With that firmware, I automatically tested the attenuation values of 0 dB, 2.5dB, and 12dB to see if there was any difference and found none. Attenuation is essentially signal boosting, and I was using a small jumper cable, so it made little difference. However, when swapping out the jumper cable for a short paper clip I found that the noise was reduced. When I get into designing PCBs I’m sure I’ll understand this phenomenon better.

Raw ADC Values Testing

I tested ADC 2 with lower-level functions and found little improvement.
I tested ADC 2 with lower-level functions and found little improvement.

Looking further into the ESP32 documentation, I found lower-level libraries that can be used to get the raw ADC values directly instead of interfacing through the Arduino library. I wrote a quick function to convert this raw value into a voltage and tested it using the same “DAC voltage into ADC” strategy as before. I found no difference between my own custom conversion function and the Arduino library’s analogRead() function. I also tested the second ADC on my ESP32 and found little difference in the results compared to the first ADC. However, the second ADC was accurate down to 0V while ADC 1 was accurate down to 0.08V.

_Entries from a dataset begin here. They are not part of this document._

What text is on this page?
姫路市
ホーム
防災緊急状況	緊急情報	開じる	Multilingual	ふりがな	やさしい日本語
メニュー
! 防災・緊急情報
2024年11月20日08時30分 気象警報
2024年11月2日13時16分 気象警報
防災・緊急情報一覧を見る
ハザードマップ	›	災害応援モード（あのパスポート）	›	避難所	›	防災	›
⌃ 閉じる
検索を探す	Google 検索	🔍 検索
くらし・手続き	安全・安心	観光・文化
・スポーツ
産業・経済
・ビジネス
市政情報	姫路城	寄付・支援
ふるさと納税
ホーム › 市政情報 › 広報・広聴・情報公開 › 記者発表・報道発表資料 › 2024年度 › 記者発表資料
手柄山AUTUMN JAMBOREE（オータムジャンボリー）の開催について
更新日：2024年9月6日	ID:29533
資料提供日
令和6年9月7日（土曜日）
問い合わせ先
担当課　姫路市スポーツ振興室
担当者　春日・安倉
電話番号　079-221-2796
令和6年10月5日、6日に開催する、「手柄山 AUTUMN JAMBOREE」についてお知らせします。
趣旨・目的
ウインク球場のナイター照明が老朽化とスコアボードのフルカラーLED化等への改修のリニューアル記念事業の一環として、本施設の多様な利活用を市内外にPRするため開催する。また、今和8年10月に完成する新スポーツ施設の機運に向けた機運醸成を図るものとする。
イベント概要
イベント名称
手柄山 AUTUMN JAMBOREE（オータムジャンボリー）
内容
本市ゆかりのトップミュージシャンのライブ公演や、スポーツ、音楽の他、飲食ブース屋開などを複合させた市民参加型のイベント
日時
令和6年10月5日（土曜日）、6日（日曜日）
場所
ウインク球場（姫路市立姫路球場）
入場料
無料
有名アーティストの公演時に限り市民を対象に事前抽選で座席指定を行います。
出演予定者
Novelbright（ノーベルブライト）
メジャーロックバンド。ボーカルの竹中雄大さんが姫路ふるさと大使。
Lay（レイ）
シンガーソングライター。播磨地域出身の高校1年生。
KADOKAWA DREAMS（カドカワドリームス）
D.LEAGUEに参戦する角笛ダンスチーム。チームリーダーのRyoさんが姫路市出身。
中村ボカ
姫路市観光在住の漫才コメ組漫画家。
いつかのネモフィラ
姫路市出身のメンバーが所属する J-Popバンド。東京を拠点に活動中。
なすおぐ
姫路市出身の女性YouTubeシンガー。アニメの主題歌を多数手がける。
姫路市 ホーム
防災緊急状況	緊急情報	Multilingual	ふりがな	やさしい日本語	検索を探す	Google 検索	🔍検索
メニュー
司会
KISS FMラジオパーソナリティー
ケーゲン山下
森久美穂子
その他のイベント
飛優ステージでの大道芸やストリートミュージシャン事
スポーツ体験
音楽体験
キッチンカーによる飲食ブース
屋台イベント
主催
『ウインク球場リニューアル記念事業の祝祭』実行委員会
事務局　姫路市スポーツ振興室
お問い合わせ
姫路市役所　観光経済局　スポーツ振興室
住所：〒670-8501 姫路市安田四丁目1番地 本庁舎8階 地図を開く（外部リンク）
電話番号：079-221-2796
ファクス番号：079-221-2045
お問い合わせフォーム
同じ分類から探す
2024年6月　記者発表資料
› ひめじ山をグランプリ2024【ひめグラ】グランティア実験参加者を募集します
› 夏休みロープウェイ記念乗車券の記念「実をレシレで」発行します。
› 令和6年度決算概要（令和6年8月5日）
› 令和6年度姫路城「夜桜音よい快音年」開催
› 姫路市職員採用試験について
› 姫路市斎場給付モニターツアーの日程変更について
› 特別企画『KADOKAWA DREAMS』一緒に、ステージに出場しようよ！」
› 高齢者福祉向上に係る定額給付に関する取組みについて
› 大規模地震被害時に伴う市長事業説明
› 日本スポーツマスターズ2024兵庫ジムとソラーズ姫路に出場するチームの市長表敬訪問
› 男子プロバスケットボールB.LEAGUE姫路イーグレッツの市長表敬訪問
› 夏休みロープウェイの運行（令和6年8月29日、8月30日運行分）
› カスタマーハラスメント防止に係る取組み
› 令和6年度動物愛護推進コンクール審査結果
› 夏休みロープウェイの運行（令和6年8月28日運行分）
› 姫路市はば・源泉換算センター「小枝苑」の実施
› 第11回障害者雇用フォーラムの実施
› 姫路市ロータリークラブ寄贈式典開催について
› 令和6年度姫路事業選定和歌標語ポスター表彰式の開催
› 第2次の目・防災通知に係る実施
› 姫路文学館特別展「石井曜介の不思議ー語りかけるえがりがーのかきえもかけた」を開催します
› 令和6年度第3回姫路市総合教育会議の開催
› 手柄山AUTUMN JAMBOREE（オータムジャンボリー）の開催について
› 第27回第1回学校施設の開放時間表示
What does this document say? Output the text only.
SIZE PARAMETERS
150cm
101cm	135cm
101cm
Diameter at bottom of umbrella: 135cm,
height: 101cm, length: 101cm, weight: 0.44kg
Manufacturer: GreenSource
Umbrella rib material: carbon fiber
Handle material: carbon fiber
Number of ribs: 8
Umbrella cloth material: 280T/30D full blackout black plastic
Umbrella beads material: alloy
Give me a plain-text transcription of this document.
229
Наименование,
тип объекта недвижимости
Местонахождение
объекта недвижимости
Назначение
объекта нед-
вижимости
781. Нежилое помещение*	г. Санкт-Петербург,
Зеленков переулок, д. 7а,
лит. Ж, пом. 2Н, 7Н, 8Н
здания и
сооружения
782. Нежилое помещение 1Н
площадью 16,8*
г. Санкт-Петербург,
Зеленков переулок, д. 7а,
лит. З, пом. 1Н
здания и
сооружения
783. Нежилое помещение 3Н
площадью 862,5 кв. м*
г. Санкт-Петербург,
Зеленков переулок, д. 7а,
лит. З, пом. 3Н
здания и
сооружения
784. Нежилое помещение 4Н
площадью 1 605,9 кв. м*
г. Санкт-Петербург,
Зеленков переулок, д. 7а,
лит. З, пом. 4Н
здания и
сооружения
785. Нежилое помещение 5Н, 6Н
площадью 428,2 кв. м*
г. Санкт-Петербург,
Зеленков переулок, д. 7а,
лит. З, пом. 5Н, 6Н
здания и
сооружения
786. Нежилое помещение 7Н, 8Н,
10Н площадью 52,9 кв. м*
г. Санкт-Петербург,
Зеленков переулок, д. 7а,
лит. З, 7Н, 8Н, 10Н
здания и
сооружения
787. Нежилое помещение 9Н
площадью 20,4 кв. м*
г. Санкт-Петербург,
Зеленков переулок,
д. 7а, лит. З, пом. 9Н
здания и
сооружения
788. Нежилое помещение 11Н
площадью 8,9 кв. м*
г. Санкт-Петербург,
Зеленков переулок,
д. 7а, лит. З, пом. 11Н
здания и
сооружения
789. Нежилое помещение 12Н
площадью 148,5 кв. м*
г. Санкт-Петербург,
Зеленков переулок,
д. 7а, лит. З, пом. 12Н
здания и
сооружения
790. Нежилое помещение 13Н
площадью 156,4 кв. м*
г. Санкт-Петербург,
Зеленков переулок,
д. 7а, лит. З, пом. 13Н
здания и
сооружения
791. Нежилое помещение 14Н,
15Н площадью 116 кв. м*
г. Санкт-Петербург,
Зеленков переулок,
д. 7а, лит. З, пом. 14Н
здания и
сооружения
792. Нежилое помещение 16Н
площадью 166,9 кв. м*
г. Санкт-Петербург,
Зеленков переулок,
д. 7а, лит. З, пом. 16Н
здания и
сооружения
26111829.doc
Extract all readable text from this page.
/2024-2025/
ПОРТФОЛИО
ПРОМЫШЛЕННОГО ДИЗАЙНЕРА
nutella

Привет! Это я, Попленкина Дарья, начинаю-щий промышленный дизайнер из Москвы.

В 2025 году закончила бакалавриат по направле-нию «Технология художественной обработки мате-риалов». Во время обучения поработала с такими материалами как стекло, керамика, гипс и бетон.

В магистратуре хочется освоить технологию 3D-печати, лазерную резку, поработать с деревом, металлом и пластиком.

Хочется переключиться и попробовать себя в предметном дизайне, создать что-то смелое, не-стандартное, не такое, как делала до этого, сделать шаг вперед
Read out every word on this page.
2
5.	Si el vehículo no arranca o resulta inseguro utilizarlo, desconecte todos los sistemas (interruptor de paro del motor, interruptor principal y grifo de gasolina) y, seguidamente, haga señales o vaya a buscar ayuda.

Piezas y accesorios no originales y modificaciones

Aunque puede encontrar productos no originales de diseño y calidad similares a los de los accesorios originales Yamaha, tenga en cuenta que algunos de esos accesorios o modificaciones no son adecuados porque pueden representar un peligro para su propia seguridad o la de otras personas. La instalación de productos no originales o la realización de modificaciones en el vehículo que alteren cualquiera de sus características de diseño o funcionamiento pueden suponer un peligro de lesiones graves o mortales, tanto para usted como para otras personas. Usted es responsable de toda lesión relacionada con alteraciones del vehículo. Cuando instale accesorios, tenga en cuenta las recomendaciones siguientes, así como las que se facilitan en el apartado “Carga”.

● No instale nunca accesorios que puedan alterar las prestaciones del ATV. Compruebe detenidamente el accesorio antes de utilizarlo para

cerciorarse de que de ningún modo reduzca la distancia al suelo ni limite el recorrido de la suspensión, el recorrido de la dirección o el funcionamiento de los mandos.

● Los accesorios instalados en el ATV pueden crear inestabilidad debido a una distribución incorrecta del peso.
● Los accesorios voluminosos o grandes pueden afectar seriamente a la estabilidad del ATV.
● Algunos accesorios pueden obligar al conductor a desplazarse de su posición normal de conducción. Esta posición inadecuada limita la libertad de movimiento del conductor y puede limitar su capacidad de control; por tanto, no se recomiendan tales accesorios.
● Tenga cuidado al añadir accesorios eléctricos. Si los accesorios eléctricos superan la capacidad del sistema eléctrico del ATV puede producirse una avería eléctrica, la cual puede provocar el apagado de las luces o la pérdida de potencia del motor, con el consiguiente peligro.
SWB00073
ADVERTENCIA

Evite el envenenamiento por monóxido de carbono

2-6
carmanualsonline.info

With the graphs above, I got the error graph and fit a Polynomial (trendline) to it
With the graphs above, I got the error graph and fit a Polynomial (trendline) to it.

I then got the error for ADC 2 in raw bits. Instead of converting to voltages and then getting the error, I skipped that step and got the error in raw ADC values between 0-255. This isn’t keeping with the ADC’s 12-bit range because the DAC only goes to 8-bits, so I was limited to 8-bits of precision. I then fit a polynomial to the error and got the error graph above. The error was very similar to earlier testing, so nothing I had tried fixed the problem and mostly served as an exercise in understanding how to use the ADC on my ESP32.

Discovering the DAC was Imprescise

I tested the ADC and DAC with a multimeter and found that all the values differed.
I tested the ADC and DAC with a multimeter and found that all the values differed.

During the previous round of testing with the raw ADC values I decided to take out a multimeter and get a ground truth value for the voltage. I discovered a discrepancy between the DAC’s expected output voltage and the voltages the multimeter was showing. I tested it on a range of values between 0.4V and 1.0V and found a difference along the entire range - this is the data charted above.

Above you can see the True (multimeter) voltage, what the DAC thinks it’s outputting, and what the ADC thinks the voltage is. All of these values differ by a significant amount (~0.5 - 0.1V). This means a self-calibration is not possible because the DAC’s specified output and what it actually outputs are not equal.

Conclusion

To properly characterize and calibrate the ADC I would have to get the graph of ADC Value vs. True Voltage (As observed by a multimeter) and fit a polynomial to it in the range that the ADC error is mostly linear (0.1V - 3.0V). This is probably the solution to the issue we’ve had with the UBC Solar battery pack. However, if we find that the DAC on our chip is trustworthy, writing some firmware to automatically calibrate the ADCs on all of our boards would be a great way to ensure we never have this issue in the future on any boards.

This solution looks very obvious in retrospect, but it took a while to understand the systems and issues from a fundamental level to come to this conclusion with a high level of certainty. I’ve learned a lot about this project and there’s even more to learn about why these ADC errors emerge in the first place.